Polarimetric Imaging for Perception
This work addresses perception challenges in autonomous driving by leveraging light polarization, though it is incremental as it builds on existing deep neural networks with minimal changes.
The authors investigated using RGB-polarimetric cameras instead of standard RGB cameras for perception tasks in autonomous driving, showing quantifiable improvements in monocular depth estimation and free space detection during midday conditions.

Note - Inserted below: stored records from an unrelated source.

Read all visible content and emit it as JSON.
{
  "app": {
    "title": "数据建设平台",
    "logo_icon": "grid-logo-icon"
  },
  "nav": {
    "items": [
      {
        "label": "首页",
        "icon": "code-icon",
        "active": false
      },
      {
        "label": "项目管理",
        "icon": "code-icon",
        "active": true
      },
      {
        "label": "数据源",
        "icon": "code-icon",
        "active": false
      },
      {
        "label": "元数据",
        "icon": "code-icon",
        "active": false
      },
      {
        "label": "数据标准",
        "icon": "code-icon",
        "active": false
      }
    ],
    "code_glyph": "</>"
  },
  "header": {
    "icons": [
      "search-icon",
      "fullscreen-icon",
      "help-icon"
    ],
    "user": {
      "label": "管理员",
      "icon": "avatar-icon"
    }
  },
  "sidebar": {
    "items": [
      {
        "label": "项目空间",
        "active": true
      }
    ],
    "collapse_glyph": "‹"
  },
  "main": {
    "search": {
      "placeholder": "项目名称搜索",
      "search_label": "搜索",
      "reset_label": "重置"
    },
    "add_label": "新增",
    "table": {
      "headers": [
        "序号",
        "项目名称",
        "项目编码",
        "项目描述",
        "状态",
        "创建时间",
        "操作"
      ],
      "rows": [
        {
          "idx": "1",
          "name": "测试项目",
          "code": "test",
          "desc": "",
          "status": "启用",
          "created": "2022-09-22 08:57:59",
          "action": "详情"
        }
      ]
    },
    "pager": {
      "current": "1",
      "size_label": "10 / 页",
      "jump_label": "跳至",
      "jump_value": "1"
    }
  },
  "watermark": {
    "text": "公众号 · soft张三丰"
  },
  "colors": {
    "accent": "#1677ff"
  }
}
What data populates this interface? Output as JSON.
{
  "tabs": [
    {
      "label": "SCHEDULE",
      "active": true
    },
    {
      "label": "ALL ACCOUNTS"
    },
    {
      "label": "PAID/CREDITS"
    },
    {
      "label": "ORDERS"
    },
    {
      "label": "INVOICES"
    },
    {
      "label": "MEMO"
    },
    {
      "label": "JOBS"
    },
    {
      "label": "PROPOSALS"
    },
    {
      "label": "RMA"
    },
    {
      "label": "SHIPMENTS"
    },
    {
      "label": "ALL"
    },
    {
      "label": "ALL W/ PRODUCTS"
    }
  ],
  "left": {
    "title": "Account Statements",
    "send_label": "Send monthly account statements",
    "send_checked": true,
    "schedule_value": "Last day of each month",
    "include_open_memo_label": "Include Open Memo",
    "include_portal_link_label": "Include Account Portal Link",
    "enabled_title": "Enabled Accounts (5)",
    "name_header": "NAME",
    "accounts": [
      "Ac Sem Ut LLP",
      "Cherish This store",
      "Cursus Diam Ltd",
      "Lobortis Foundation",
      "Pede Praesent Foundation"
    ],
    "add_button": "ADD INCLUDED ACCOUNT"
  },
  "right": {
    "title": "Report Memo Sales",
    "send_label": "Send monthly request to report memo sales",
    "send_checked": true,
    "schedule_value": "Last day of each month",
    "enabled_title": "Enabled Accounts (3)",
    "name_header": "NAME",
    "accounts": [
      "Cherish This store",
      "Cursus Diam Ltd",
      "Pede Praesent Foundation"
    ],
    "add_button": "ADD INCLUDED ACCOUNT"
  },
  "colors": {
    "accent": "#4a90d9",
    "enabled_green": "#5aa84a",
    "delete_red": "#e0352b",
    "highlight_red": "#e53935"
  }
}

Autonomous driving and advanced driver-assistance systems rely on a set of sensors and algorithms to perform the appropriate actions and provide alerts as a function of the driving scene. Typically, the sensors include color cameras, radar, lidar and ultrasonic sensors. Strikingly however, although light polarization is a fundamental property of light, it is seldom harnessed for perception tasks. In this work we analyze the potential for improvement in perception tasks when using an RGB-polarimetric camera, as compared to an RGB camera. We examine monocular depth estimation and free space detection during the middle of the day, when polarization is independent of subject heading, and show that a quantifiable improvement can be achieved for both of them using state-of-the-art deep neural networks, with a minimum of architectural changes. We also present a new dataset composed of RGB-polarimetric images, lidar scans, GNSS / IMU readings and free space segmentations that further supports developing perception algorithms that take advantage of light polarization.